Running prevents many cases of diabetes and helps diabetics 
manage their diseases better. There are two types of diabetes. The first, type one, results from a lack of functioning insulin in the body. As a result, glucose can't properly enter the body's cells to provide fuel and instead piles up in the bloodstream, leading to dangerously high blood sugar levels. The second, type two, occurs when the cells in the body develop a resistance to insulin, leading to the same problem. There is as yet no known single cause for type one, but type two is often caused in part by obesity and poor health. Regular running, along with a balanced diet, can greatly reduce the risk of type two diabetes. And those who already have either type typically find it much easier to manage with a regular exercise routine of any sort.

3. Cancer

Running is helpful in preventing many types of cancer, from breast cancer to colon cancer. Concerns have been raised over the years that running itself might contribute to cancer risks, but the science has never backed it up (aside from a link between marathoners and skin cancer that may simply be due to their frequent exposure to sunlight). Numerous studies in recent years show running is associated with a moderately lower risk of developing cancer.  It can also be helpful to those who have already developed cancer: In one study of women with breast cancer, the most physically active had a 26 to 40 percent lower risk of recurrence or of cancer-related death.

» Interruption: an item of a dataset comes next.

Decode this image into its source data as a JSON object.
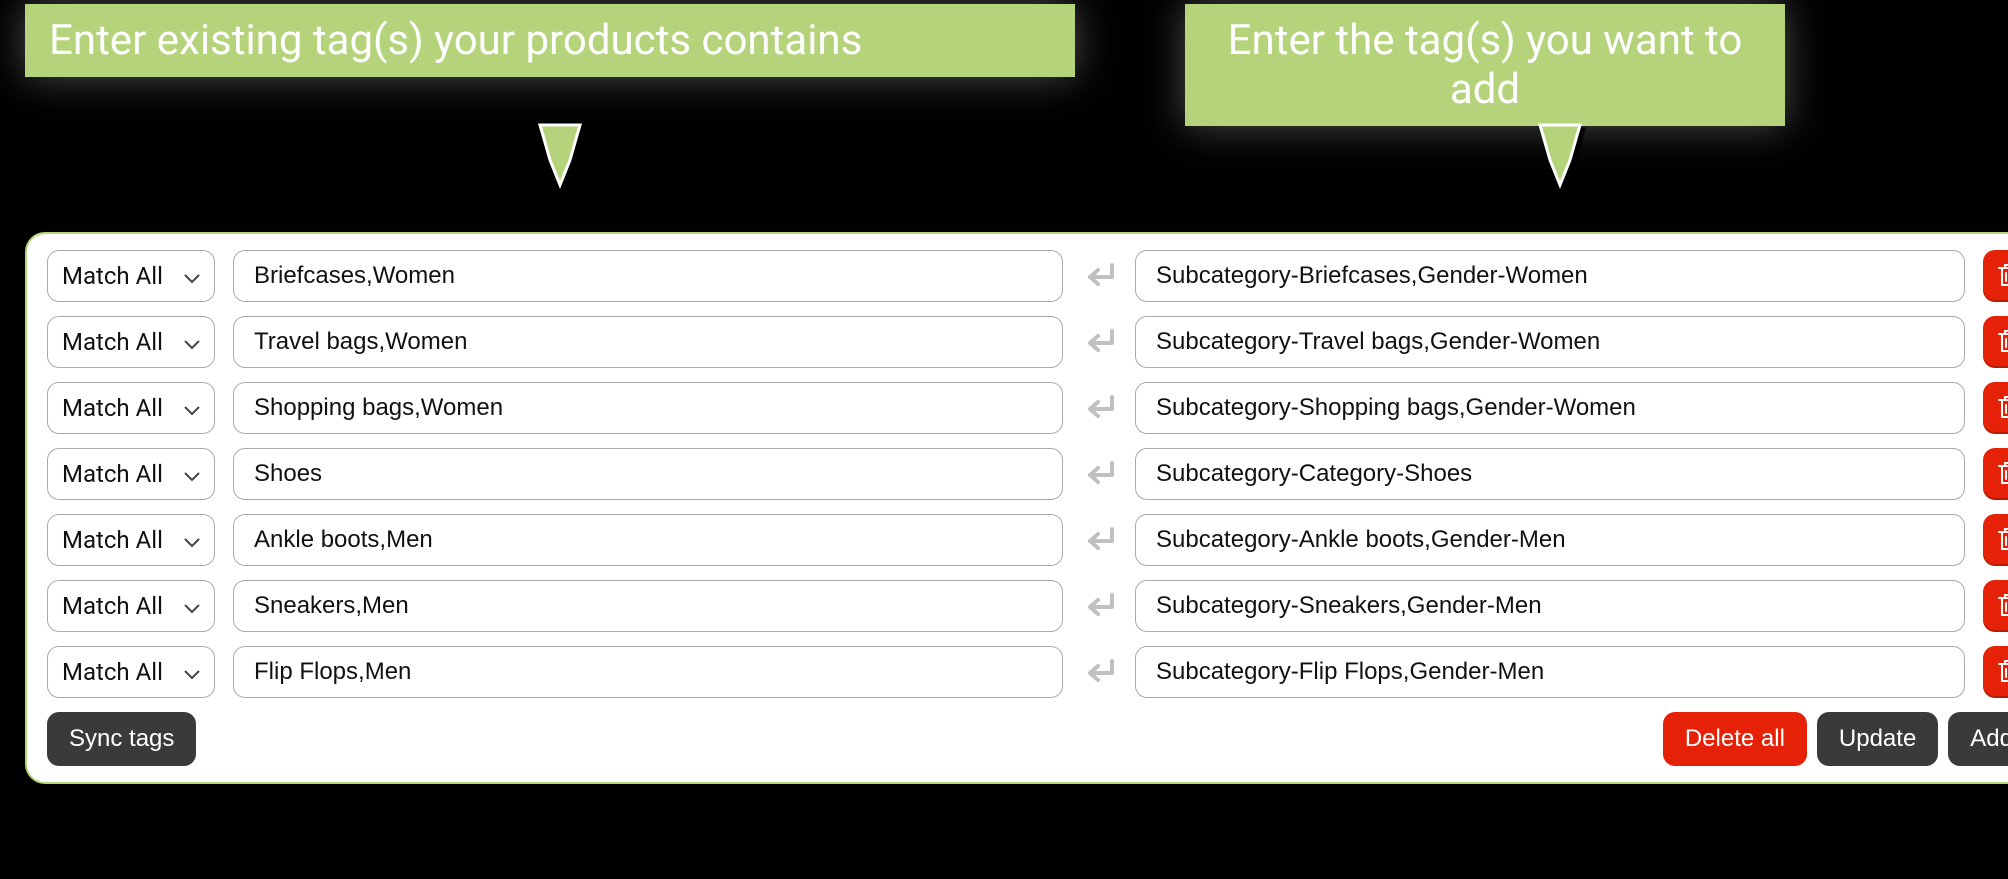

4. Run to Your Heart's Content

Every now and again there's a cry and hue when a runner dies of a heart attack, usually during or after a marathon. People with active heart problems are cautioned from rigorous exercise, and it's always wise to confer with your doctor before starting something new. But the empirical reality is that running saves far more hearts than it hurts. You may be at a slightly greater risk of a heart attack during a marathon, statistically speaking, but only barely, and the long-term benefit to your heart more than outweighs it.

Running is one of the most popular exercises. It's also one of the most healthy, far and away. It's great for your heart, it helps fend off cancer, it helps prevent diabetes and it's a proven treatment for mental illness. And those are just a few of its many benefits. If you're looking for a new exercise routine, you can't go wrong with running.

Valerie Johnston is a health and fitness writer located in East Texas. With ambitions of one day running a marathon, writing for ensures she keeps up-to-date on all of the latest health and fitness news.

1 comment:

  1. Great article, most of this I knew but out helps hearing it again. I did have to laugh at "tired" people shouldn't run. Whenever I'm "tired" a run energizes me and being tired is no longer an issue.